Does MODNet have facilities for including state variables such as temperature or pressure?
sgbaird opened this issue · 8 comments
I was looking through the docs and example notebooks and didn't see where this information might fit in with the typical pipelines, but maybe I missed something.
Hi @sgbaird,
There is at this stage nothing that "easily" includes state variables (at least not expicitely). Though, two quick solutions exists. If the properties are available on a fixed range (e.g. temperature dependent property), this could be used as a vector (multi-property). Another (explicit) way is to append the state to the generated features.
Hi @ppdebreuck,
Thanks for the quick reply! For the first one, it sounds like you mean add the temperature as an additional target property? For the second one, perhaps I can just append a column to the ModData.df_featurized
attribute?
modnet/modnet/preprocessing.py
Lines 530 to 556 in 719e028
Maybe something like the following:
from modnet.preprocessing import MODData
from modnet.models import MODNetModel
# Creating MODData
data = MODData(materials = structures,
targets = targets,
)
data.featurize()
data.df_featurized.append({"T": temperatures})
data.feature_selection(n=200)
# Creating MODNetModel
model = MODNetModel(target_hierarchy,
weights,
num_neurons=[[256],[64,64],[32]],
)
model.fit(data)
# Predicting on unlabeled data
data_to_predict = MODData(new_structures)
data_to_predict.featurize()
data_to_predict.df_featurized.append({"T": new temperatures})
df_predictions = model.predict(data_to_predict) # returns dataframe containing the prediction on new_structures
modified from Getting Started
I haven't tried this yet, but if it seems reasonable I will probably give it a go later today.
For solution (1), yes the idea would be to have one target per temperature, like the thermodynamical data notebook.
# Creating MODNetModel
model = MODNetModel([[["S_5K","S_300K","S_500K"]]],
{"S_5K":1,"S_300K":1,"S_500K":1},
num_neurons=[[256],[64],[64],[32]],
)
With a few limitations : implicit, fixed temperatures, should be available for each sample, slower to train
I would indeed try what you suggested.
It took some time, but I got it figured out and made an example notebook (see the PR above)
Cool! Indeed, option (1) was infeasible here. Thanks for this addition. A simple hyper opt might be worth adding as example:
from modnet.hyper_opt import FitGenetic
ga = FitGenetic(train)
model = ga.run(refit=0, nested=0, size_pop=10, num_generations=3, n_jobs=20)
# size_pop, num_generations and n_jobs can be increased if computational power available
which avoids dealing with the model setup (num neurons etc.), around 5 mins to run and lowers MAE to +/- 2.2.

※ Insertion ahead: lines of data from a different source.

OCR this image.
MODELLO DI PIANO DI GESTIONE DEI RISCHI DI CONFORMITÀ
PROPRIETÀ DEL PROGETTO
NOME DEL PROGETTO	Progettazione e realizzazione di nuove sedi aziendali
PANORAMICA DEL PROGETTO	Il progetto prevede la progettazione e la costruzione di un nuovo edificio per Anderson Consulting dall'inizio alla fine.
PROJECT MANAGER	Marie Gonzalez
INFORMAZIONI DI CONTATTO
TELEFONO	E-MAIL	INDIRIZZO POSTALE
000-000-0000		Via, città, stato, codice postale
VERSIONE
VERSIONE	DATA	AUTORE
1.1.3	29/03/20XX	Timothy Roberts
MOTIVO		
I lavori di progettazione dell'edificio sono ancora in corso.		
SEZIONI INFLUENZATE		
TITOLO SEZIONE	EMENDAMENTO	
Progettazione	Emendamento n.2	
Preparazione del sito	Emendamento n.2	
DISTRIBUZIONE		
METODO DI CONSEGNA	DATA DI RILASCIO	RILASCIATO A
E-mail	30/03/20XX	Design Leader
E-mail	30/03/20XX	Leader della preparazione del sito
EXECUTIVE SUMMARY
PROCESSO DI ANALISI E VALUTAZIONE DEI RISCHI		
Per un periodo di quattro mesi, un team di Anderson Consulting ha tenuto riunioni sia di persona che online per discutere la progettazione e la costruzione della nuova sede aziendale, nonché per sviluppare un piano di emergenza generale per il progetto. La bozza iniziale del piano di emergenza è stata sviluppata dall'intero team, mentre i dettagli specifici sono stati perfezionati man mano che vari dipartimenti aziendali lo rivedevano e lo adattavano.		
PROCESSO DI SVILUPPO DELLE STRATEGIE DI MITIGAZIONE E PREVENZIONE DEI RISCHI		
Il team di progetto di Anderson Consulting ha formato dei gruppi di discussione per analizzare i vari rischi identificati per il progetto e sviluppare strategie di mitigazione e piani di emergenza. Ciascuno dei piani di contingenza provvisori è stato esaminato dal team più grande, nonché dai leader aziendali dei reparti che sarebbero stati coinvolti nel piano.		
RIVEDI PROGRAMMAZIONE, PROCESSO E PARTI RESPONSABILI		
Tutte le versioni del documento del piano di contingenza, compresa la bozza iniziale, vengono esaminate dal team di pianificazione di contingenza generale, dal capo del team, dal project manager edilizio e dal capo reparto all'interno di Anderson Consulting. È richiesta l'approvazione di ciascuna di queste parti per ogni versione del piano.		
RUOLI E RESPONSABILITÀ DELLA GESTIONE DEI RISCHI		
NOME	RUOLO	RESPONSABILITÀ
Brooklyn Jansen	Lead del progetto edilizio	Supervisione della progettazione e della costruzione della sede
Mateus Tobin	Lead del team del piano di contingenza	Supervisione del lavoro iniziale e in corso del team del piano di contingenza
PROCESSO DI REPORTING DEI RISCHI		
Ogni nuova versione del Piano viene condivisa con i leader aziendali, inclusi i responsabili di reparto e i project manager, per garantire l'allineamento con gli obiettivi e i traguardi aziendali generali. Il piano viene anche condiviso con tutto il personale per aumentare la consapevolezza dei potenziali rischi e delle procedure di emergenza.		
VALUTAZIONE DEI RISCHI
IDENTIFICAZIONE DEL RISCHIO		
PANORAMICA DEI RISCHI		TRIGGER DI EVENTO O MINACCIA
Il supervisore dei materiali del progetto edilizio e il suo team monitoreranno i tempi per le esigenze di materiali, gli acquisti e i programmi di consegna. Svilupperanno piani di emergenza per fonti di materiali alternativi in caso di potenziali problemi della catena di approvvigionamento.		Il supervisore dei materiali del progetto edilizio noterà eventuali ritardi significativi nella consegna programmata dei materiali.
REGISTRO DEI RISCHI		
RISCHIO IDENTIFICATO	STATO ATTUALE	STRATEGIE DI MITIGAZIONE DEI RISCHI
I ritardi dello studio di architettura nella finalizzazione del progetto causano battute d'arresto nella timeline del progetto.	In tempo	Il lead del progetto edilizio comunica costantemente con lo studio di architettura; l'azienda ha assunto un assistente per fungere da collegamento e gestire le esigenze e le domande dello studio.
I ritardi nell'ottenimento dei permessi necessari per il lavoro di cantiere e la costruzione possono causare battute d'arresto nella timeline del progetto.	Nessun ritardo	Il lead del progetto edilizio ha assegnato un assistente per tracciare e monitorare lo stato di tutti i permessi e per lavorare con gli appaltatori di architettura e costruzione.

Btw, any benchmarking results available on this dataset ?
@ppdebreuck thanks!
Can you use both hyper_opt
and EnsembleMODNetModel
simultaneously? I'm guessing this just means using hyper_opt
and then passing in a list of the optimized parameters to EnsembleMODNetModel
. I tried with the EnsembleMODNetModel
(no hyper_opt
) and got a test MAE of around +/- 3.1 and test R^2 of 0.81.
As for benchmarking, in VickersHardnessPrediction/hv_predictions.py they split data according to:
train_test_split(train_size=0.9, test_size=0.1, random_state=100, shuffle=True)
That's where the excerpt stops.